SACRAMENTO -- The fight over homosexual marriage is raging across the country, but leaders of the California Assembly have conspicuously avoided the issue by delaying a vote on a bill that would legalize gay and lesbian matrimony.
The delay is wrapped up in election-year politics and complicated by a skittishness among some moderate Democrats to tackle a controversial issue. Leaders also said pending court cases could override the Legislature, and there is a minor split over strategy among gay and lesbian lawmakers.
Assembly Speaker Fabian Nunez (D-Los Angeles) said in an interview that the measure would eventually get a hearing in the Assembly but was being delayed because the lower house was focusing on other issues, such as reforming the state's workers' compensation system. He said debating gay marriage now could be a distraction.
"I think the question is timing," Nunez said. "We want to make sure it doesn't take away from the focus and attention that workers' comp has been receiving lately. I think it's a question of when the hearing is going to take place."
But some majority Democrats are concerned about an approaching deadline. The bill must pass a policy committee by April 23; otherwise it would need Republican support to override house rules and proceed. But getting votes from conservative Republicans would be difficult. The Legislature went on spring break Thursday and is not scheduled to return until April 12.
Only last year, the Legislature approved -- and former Gov. Gray Davis signed -- a host of new rights for domestic partners that are scheduled to take effect next year. Some lawmakers hailed it as an important step toward one day legalizing gay and lesbian marriage, even though California law currently defines marriage as between a man and a woman.
But in February, a rapid-fire series of events brought new national focus to the issue. San Francisco Mayor Gavin Newsom ordered city officials to begin approving marriage licenses for gay and lesbian couples. Lawsuits were filed to block the licenses, and President Bush even called for a constitutional amendment banning gay marriage.
At the state level, Assemblyman Mark Leno (D-San Francisco) submitted his gay marriage bill on Feb. 12, and Gov. Arnold Schwarzenegger told a national TV audience that he had no problem with gay marriage as long as the public or the courts supported it.
Now there are differing opinions even within the gay and lesbian caucus over how to proceed.
"The landscape changes every day. I think it's just a strategic question of what is the best way to move the ball forward," said Assemblyman John Laird (D-Santa Cruz), a member of the gay and lesbian caucus.
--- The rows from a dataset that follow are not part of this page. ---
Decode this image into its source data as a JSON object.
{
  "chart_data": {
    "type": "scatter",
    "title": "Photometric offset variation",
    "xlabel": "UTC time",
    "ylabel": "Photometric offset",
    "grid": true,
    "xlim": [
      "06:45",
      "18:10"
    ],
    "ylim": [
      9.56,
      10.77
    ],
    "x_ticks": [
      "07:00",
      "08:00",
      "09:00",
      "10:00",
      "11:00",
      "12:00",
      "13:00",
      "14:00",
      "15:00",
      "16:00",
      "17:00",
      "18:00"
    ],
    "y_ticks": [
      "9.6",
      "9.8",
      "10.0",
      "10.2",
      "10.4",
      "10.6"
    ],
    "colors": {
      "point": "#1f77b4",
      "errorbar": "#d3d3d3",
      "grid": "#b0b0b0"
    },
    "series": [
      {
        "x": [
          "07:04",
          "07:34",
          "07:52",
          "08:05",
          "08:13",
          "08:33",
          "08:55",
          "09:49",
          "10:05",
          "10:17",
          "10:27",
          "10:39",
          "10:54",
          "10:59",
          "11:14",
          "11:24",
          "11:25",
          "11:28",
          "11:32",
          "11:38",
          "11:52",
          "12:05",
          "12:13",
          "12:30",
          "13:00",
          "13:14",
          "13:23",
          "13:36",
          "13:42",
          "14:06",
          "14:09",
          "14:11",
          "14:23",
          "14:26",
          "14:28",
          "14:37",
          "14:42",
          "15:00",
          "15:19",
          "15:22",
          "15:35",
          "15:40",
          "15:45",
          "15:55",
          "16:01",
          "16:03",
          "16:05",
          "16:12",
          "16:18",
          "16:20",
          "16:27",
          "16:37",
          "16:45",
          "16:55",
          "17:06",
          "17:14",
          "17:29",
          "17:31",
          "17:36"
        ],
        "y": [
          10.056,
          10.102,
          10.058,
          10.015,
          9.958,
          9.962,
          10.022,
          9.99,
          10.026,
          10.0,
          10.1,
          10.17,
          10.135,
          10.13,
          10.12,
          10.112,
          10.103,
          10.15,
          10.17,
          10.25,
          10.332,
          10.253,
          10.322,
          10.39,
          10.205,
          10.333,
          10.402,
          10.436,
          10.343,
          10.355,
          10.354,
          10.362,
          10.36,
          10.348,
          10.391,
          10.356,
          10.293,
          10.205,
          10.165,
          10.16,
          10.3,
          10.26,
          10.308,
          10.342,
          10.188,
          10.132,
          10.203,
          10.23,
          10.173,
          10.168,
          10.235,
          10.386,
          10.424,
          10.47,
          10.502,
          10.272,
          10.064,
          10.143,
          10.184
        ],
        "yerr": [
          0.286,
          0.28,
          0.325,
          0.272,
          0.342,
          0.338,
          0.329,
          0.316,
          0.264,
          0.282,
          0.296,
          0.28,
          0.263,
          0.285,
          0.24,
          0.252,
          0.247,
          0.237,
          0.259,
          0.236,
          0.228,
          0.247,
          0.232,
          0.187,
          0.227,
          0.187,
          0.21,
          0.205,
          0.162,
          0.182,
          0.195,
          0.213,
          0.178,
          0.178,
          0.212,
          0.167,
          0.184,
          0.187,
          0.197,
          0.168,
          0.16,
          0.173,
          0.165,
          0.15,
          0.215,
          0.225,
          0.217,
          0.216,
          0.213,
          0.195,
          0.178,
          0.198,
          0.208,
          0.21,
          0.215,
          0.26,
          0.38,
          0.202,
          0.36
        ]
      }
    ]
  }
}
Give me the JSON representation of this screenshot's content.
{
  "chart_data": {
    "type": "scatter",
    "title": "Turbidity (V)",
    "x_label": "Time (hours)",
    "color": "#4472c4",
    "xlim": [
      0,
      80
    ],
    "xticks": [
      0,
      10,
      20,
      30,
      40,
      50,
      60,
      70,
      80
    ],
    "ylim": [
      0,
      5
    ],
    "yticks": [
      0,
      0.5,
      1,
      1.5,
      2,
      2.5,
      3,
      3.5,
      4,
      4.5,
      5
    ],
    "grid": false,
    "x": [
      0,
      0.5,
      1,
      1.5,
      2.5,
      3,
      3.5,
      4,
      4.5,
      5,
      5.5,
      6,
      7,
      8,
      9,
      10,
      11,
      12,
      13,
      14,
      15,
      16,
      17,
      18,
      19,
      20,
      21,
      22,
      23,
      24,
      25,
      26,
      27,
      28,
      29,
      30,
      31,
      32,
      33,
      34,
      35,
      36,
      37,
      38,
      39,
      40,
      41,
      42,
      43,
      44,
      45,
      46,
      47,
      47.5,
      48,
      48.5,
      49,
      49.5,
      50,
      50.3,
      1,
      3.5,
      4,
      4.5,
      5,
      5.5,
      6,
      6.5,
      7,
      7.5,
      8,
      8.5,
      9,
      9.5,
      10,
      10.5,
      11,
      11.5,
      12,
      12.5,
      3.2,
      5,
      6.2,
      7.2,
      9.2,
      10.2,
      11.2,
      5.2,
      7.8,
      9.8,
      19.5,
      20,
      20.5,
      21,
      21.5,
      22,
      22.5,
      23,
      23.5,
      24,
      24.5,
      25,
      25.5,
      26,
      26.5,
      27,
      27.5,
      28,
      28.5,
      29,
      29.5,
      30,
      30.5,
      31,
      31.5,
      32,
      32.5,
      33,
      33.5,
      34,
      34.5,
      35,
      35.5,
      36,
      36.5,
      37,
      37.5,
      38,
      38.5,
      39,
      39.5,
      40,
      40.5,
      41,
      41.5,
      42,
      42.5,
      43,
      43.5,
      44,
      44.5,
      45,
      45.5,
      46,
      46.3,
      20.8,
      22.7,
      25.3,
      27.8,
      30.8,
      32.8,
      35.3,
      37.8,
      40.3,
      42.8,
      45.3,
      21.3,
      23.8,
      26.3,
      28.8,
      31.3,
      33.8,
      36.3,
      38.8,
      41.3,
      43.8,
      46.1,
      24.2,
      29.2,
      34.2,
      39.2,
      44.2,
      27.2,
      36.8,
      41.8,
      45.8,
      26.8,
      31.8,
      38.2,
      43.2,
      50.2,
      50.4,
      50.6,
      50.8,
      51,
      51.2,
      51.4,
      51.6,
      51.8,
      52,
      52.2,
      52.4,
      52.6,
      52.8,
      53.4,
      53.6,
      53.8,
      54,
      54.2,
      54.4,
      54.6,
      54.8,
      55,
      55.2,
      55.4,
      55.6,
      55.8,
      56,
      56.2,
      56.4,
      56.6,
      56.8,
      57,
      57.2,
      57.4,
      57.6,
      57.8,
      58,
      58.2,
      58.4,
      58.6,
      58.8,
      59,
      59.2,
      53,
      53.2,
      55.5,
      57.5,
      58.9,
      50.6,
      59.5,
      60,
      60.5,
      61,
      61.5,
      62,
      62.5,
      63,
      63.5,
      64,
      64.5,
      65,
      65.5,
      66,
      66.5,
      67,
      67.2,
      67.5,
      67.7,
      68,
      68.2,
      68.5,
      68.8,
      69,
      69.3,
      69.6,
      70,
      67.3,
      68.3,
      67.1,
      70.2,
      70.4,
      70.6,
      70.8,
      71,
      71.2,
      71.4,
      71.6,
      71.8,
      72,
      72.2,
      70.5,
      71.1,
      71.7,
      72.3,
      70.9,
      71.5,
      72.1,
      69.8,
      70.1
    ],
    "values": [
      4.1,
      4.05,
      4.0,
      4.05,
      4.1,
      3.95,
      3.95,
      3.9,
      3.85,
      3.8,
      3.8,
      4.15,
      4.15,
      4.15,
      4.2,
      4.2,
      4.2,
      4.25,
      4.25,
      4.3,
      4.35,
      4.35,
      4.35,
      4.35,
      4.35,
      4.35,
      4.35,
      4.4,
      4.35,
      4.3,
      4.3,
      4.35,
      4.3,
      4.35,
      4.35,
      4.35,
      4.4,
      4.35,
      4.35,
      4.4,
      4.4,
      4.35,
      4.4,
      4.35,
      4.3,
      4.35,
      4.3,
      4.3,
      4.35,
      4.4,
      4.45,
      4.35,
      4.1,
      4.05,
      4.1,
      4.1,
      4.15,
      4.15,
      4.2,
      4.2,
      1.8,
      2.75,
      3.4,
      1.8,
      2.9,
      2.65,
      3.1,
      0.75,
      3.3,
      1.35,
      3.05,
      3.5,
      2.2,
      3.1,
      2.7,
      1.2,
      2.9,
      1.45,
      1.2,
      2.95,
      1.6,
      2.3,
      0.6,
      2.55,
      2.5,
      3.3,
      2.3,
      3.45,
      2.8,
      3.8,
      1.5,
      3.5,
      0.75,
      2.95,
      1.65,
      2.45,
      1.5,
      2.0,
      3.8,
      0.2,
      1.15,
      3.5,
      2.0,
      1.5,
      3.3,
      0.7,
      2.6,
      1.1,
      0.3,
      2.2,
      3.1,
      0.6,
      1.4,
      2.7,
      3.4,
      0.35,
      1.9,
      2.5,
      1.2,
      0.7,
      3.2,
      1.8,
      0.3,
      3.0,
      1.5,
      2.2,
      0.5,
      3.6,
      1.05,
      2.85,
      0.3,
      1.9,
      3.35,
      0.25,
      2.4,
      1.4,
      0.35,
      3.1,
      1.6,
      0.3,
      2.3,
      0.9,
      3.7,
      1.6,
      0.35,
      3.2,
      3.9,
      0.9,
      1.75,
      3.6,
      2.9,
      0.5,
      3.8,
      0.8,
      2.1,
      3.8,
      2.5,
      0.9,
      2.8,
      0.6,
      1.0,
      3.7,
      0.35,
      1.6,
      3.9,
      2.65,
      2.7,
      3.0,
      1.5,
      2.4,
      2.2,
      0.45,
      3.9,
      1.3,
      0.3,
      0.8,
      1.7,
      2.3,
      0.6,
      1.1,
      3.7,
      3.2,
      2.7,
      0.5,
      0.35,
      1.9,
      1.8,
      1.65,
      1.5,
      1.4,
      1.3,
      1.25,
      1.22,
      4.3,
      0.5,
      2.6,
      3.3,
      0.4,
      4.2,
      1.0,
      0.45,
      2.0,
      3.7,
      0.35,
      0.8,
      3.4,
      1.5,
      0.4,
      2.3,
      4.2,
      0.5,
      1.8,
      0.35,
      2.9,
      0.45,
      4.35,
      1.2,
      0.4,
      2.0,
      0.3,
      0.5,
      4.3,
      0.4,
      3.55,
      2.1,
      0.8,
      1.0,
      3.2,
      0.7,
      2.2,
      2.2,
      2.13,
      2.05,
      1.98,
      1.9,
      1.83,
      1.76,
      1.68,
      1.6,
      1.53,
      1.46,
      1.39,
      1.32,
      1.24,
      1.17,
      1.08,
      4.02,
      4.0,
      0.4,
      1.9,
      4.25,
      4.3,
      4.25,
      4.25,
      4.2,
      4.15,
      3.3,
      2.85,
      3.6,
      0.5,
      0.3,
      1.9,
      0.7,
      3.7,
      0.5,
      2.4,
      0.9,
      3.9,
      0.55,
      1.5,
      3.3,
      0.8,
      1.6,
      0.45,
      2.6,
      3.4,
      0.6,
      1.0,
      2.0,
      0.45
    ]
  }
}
"We have to position ourselves best in the courts, defeat the constitutional amendment, protect [the domestic partnership act] and let the human face that has been created by the pent-up demand for marriage go forward," Laird added. "The marriage bill may well play a role in that, and that is what we have been wrestling with."
Leno's Assembly bill, AB 1967, would declare that two men or two women over 18 "are capable of consenting to and consummating marriage." In addition, Leno has proposed an Assembly resolution condemning any proposed federal constitutional amendment to ban gay marriages, but it also has not been assigned to a committee.
A competing Republican resolution, declaring that the state should "protect and defend the sanctity of marriage between a man and a woman," was sent to the Assembly Judiciary Committee two weeks ago. A hearing date on that resolution is pending.
Assembly committees have been steadily working on dozens of bills introduced this year, including measures ranging from gender discrimination to motor scooter regulations. But the Assembly Rules Committee, which controls the flow of legislation, has held Leno's bill for weeks.
Leno said he was optimistic that the measure would get a hearing.
"I can't tell you if I know for certain the law will change this year, but you've got to start somewhere," Leno said, "and you can't keep putting it off until you've got it all lined up. A first step is having a hearing in the Assembly Judiciary Committee."
Nunez said Leno would have to work out a schedule with the head of the Rules Committee, Assemblywoman Cindy Montanez (D-San Fernando). Montanez, who signed up as a coauthor of Leno's bill, said she was waiting for the right time to refer the bill to a committee but declined to speculate on when it might be released.
"The bill will be referred at the appropriate time and that could be at any time. The discussions are ongoing and fluid," she said. "We are going to continue to work with Mark on drafting the best strategy and making progress and not just pushing a bill that is not going to see the light of day."
The last time the Legislature considered legalizing gay and lesbian marriage was in 1991, when then-Assemblyman John Burton (D-San Francisco) -- now Senate president pro tem -- introduced a bill. The measure was heard in the Assembly Judiciary Committee and failed to get a single vote.
Leno said he thought his bill would pass the Assembly Judiciary Committee, since five members of the panel already had signed on as coauthors. He said it would then go to the Appropriations Committee and that after that it probably would be up to "leadership" to decide if a full vote of the Assembly was in order.
Assemblywoman Jackie Goldberg (D-Los Angeles), a member of the gay and lesbian caucus, said she expected the bill to get a hearing because Nunez had said he believed it should. Goldberg said she doubted there would be delay because of court cases.